Although we are incapable of achieving a non-physical state beyond the confines of
the body, we are, as Burroughs makes clear in the Red Night trilogy, able to find means of
subverting the channels of control by operating within their realm. Through such strategies
as “passing,” subjects are capable of acting within the sphere of binary control while at the
same time dismantling this system through a perversion—in the terms of control—of its
dichotomies. The creation of utopias that exist outside the pale of control may seem like a
pipe-dream, but the creation of “propers” can occur in much more subtle ways than the
overblown, comic instances that Burroughs writes about in his novels. Always the pervasive
satirist Burroughs operates with a method ad absurdum; therefore, he always represents his
philosophy in the most far-out ways imaginable. Thus, we must not take his creation of
actual, physical utopias literally, nor should we think that “passing” should involve
76
outlandish forms of “drag.” Instead, to successfully subvert the binary control apparatus, the
true revolutionaries must learn to function within it—to “create disinterest in the area” where
they are hidden, as Kim states. Burroughs, like de Certeau, Foucault, and Butler, can teach
us to recognize control in every aspect of our lives, and he displays for us that revolution is
possible.

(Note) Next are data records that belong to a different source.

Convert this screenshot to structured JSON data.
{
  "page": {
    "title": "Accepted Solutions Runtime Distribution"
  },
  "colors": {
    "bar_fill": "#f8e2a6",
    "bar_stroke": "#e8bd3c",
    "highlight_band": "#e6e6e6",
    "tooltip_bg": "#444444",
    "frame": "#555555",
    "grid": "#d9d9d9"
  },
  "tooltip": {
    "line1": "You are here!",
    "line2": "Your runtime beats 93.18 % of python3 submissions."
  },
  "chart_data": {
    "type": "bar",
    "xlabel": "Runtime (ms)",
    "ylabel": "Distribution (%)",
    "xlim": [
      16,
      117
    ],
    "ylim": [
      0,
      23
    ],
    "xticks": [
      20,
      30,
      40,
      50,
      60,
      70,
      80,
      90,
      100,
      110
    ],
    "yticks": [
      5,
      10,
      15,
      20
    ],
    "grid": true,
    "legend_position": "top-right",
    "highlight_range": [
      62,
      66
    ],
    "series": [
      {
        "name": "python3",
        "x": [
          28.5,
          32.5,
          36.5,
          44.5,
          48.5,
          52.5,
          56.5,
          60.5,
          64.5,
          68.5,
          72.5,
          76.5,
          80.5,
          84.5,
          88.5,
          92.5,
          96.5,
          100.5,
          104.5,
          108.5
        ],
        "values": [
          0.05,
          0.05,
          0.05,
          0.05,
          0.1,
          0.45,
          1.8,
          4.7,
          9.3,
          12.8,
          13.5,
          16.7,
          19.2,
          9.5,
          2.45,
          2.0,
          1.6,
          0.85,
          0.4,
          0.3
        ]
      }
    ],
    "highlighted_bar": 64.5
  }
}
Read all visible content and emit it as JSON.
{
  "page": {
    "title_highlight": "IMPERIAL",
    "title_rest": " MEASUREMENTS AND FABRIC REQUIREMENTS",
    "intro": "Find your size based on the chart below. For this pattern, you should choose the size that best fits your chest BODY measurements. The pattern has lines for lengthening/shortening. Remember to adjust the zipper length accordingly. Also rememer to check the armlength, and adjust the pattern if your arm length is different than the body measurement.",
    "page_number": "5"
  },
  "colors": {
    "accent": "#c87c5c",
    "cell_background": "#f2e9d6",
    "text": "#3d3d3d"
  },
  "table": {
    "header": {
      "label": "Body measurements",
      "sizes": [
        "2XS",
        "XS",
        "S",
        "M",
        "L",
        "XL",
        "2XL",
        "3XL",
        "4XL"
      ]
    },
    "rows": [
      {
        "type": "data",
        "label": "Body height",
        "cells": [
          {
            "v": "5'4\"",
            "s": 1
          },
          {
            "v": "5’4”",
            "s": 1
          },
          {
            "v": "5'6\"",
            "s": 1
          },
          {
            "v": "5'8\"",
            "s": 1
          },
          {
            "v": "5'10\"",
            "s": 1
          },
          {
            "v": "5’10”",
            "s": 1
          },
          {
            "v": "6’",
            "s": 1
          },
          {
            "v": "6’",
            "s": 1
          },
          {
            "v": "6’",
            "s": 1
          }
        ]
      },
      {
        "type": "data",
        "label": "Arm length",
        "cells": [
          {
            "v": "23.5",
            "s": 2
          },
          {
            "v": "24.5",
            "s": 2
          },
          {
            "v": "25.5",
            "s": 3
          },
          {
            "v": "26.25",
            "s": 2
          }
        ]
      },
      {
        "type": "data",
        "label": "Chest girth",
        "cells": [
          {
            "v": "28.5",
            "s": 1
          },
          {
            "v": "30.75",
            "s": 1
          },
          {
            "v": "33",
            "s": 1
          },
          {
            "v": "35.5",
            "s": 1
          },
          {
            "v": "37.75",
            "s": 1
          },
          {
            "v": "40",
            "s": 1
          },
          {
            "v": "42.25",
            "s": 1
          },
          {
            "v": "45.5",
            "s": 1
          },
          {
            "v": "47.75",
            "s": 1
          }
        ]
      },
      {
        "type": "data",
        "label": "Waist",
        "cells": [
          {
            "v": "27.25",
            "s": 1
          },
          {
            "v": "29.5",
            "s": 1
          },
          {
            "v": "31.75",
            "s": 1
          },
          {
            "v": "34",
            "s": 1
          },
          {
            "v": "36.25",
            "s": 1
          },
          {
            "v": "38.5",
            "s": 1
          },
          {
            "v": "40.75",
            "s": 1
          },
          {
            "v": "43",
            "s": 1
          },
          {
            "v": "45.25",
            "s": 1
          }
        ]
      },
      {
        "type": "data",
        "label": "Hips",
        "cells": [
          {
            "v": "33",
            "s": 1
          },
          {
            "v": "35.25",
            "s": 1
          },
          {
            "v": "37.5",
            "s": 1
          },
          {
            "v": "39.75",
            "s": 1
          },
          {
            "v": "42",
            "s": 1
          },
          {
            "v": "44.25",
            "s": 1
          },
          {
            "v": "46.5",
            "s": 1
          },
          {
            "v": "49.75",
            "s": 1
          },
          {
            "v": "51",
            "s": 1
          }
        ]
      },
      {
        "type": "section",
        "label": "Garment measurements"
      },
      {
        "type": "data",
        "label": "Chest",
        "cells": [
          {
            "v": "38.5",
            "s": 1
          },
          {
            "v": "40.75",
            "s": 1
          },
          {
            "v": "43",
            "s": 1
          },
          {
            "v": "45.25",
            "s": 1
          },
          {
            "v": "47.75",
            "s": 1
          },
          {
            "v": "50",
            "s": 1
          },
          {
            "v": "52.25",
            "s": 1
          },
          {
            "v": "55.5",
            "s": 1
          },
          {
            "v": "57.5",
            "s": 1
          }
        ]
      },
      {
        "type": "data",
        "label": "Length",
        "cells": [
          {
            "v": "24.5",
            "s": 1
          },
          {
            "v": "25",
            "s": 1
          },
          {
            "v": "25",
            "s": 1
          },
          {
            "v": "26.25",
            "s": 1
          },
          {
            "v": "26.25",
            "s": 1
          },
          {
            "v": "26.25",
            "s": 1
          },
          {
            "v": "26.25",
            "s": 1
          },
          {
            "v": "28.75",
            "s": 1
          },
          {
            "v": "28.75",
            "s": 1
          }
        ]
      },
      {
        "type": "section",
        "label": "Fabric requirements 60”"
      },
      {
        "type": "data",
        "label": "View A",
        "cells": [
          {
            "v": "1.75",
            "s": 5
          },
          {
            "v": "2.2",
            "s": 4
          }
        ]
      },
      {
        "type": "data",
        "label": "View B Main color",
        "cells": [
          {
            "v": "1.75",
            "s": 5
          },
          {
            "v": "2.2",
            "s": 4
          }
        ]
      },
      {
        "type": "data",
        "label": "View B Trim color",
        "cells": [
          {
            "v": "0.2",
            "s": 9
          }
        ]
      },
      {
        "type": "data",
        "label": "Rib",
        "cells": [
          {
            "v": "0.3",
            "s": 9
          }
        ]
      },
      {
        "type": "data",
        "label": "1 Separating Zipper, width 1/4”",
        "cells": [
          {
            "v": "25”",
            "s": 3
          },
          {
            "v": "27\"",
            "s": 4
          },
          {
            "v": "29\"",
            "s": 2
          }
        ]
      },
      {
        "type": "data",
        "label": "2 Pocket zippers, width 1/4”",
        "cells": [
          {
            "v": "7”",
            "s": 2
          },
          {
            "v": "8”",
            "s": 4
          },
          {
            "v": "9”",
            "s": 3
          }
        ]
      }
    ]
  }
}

If enough covert partisans—as we might term less blatant revolutionaries—were to
combat the binary control apparatus in our daily lives through “passing” and other such
“strategies,” then a “proper” might be created without even constructing a true base that
would be open to enemy attack and infiltration. Burroughs’s novels have always taught the
reader to “question authority,” in the words of Timothy Leary, and to seek new forms of
expressing our identities. In the Red Night trilogy, Burroughs finally shows his audience that
revolution can succeed and that people can be freed from prejudice, discrimination, and
control in general. Ultimately, the Red Night novels offer a view of “strategies,” such as
“passing,” that can be incorporated into the daily lives of subjects in order to fight the powers
that be and find a new, non-exclusive form of existence.